Onları dünyaya getirip,büyütenlerin naylon terlikleri ve yırtık ayakkabıları devlet erkanıyla yoksul hayatlarına dalan kameralara yansır,kimse garipsemez,çünkü bu topraklarda yiğitlik ve kahramanlık yoksullukla at başı gider.
Katar katar Memet gönderilirken Orta Doğu bataklığına,dervişin yüreğine şu dizeler düşer;
“Tren katarları dolusu memet,
Memet aç,memet çıplak,
Memet bitlenmiş”
İnönü Konya’nın köylerini gezerken,ihtiyar bir Kurtuluş Savaşı Gazisi görür,
“Memleketin halini nasıl görüyorsun baba?” deyince değişmeyen kaderin cevabını alır;
“Memleket harpte bizim,sulhta sizin oğul”

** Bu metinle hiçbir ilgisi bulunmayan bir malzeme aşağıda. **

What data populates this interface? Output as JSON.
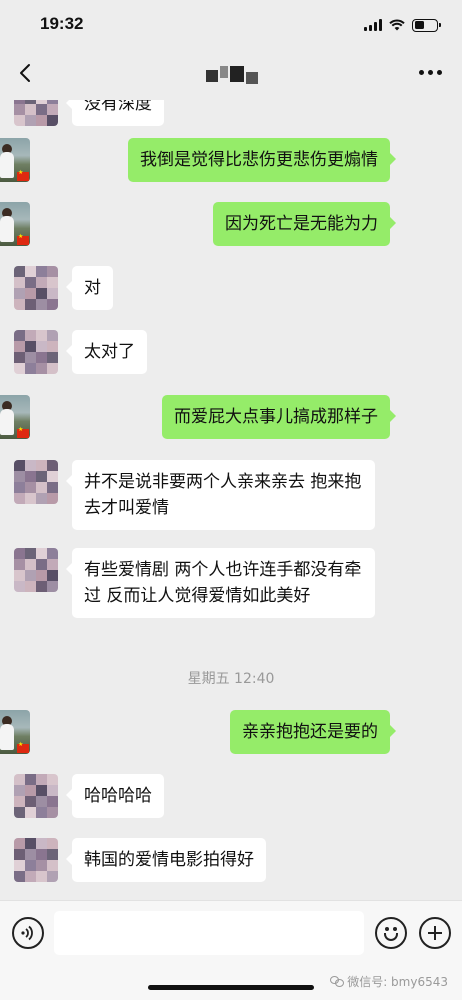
{
  "status_bar": {
    "time": "19:32",
    "battery_level": 0.45
  },
  "nav": {
    "title_redacted": true,
    "back_icon": "chevron-left-icon",
    "more_icon": "ellipsis-icon"
  },
  "messages": [
    {
      "side": "in",
      "text": "没有深度",
      "partial": true
    },
    {
      "side": "out",
      "text": "我倒是觉得比悲伤更悲伤更煽情"
    },
    {
      "side": "out",
      "text": "因为死亡是无能为力"
    },
    {
      "side": "in",
      "text": "对"
    },
    {
      "side": "in",
      "text": "太对了"
    },
    {
      "side": "out",
      "text": "而爱屁大点事儿搞成那样子"
    },
    {
      "side": "in",
      "text": "并不是说非要两个人亲来亲去 抱来抱去才叫爱情"
    },
    {
      "side": "in",
      "text": "有些爱情剧 两个人也许连手都没有牵过 反而让人觉得爱情如此美好"
    },
    {
      "side": "out",
      "text": "亲亲抱抱还是要的"
    },
    {
      "side": "in",
      "text": "哈哈哈哈"
    },
    {
      "side": "in",
      "text": "韩国的爱情电影拍得好"
    }
  ],
  "timestamp": "星期五 12:40",
  "input_bar": {
    "placeholder": "",
    "voice_icon": "voice-icon",
    "emoji_icon": "emoji-icon",
    "plus_icon": "plus-icon"
  },
  "watermark": "微信号: bmy6543",
  "colors": {
    "outgoing_bubble": "#95ec69",
    "incoming_bubble": "#ffffff",
    "background": "#ededed"
  }
}
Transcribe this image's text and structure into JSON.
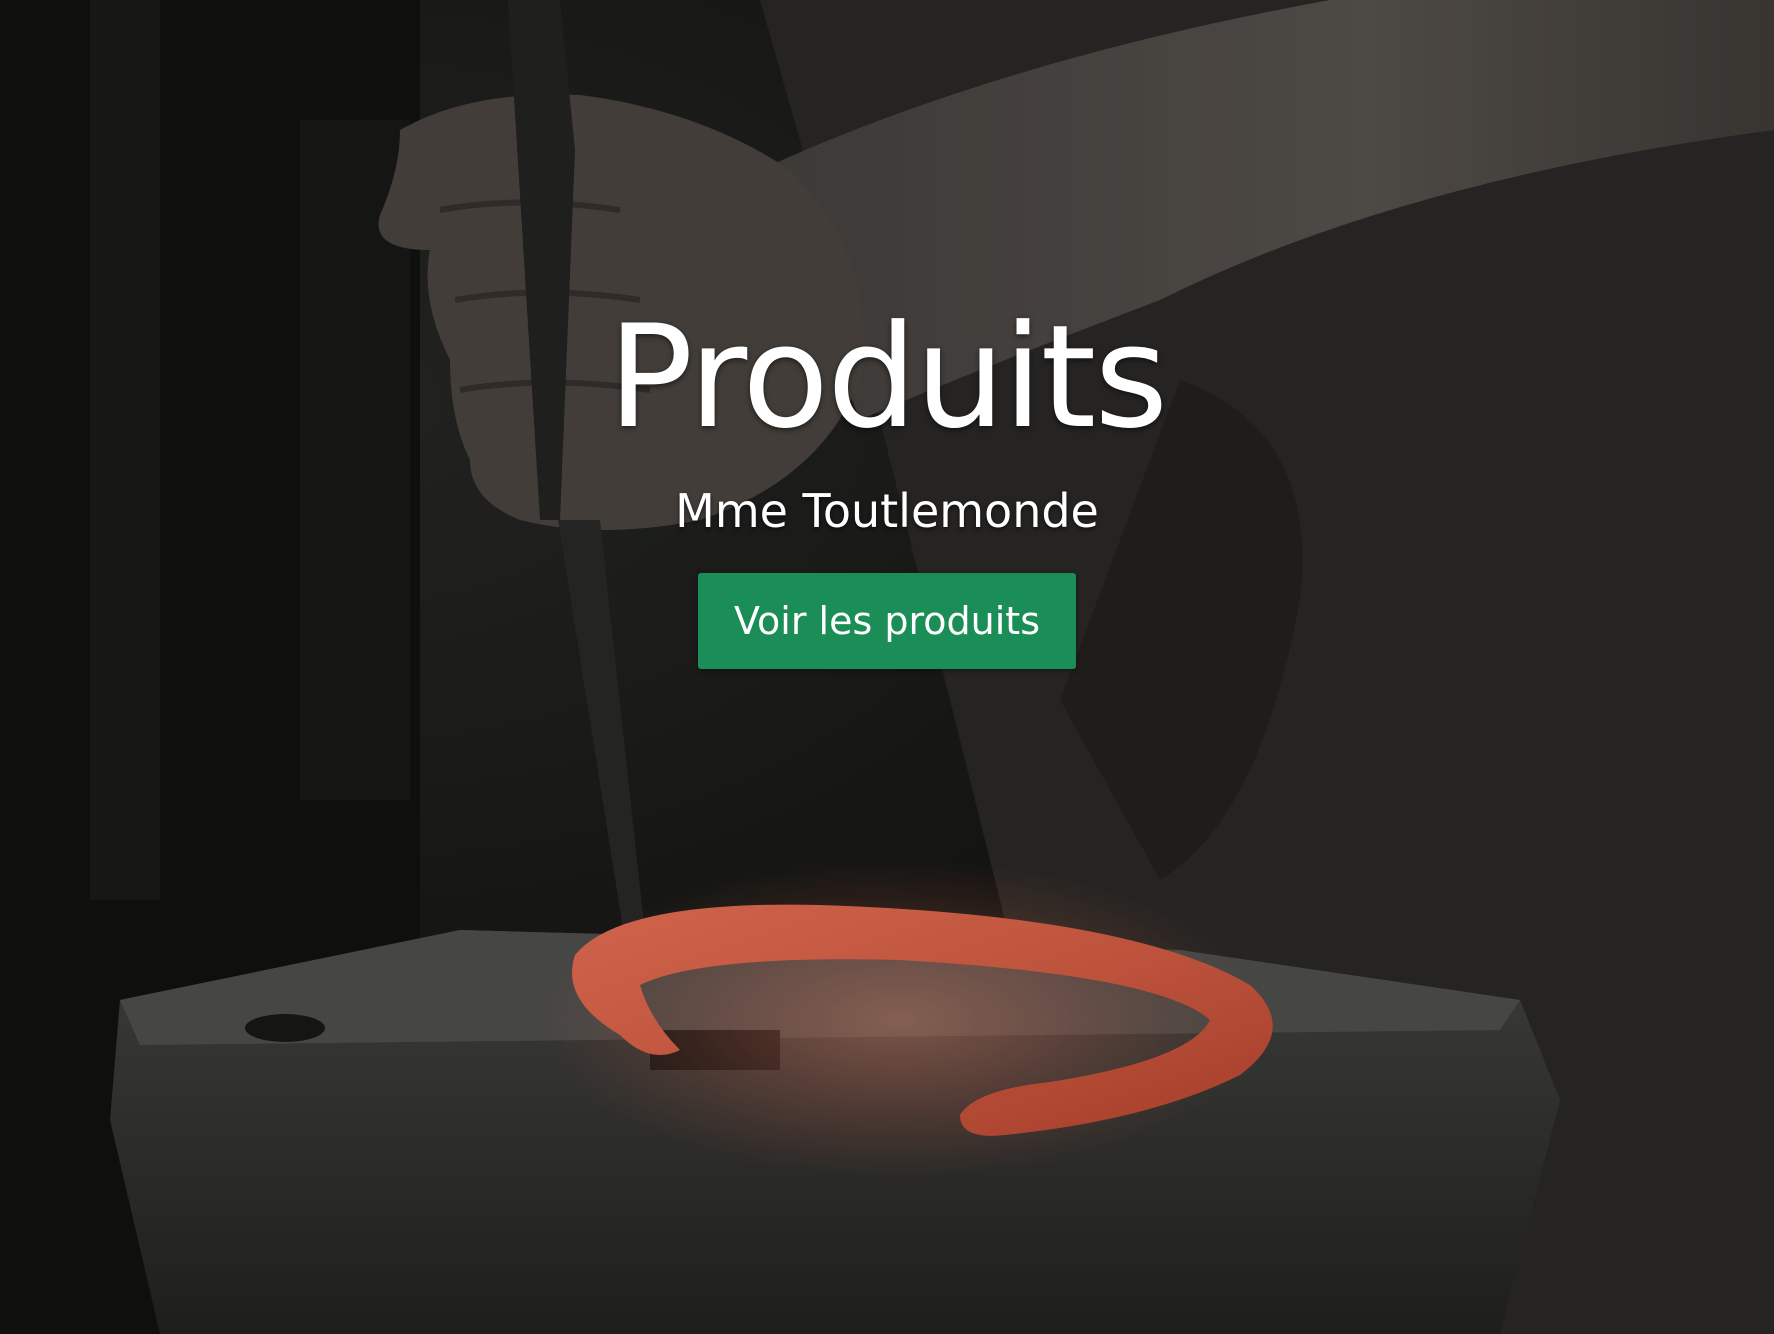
{
  "hero": {
    "title": "Produits",
    "subtitle": "Mme Toutlemonde",
    "cta_label": "Voir les produits",
    "background_image": "blacksmith-forging-horseshoe-on-anvil"
  },
  "colors": {
    "cta_background": "#1b8e57",
    "text": "#ffffff",
    "horseshoe": "#e8664a"
  }
}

Çarıklı erkan-ı harbin,sıvasız evlerde büyüyüp ölüme giden torunları da aynı kaderi yaşar.
Ana dolu insanı isyanını dilinde türkü yapar;”zenginimiz bedel verir,askerimiz fakirdendir.”
Bedelini ödemişlerin yerine ödeyecek canı olanlardır onlar.
Sıvasız evlerin kahraman çocuklarıdırlar.
Komşu kızına sevdalanır da iki kelime konuşamazlar,yakışmaz çünkü delikanlıya mahallenin kızına bakmak,çoğu ne bir pastane köşesinde inim inim bir sevda bırakır ardında,ne de bir kadının sıcaklığını taşır üzerinde.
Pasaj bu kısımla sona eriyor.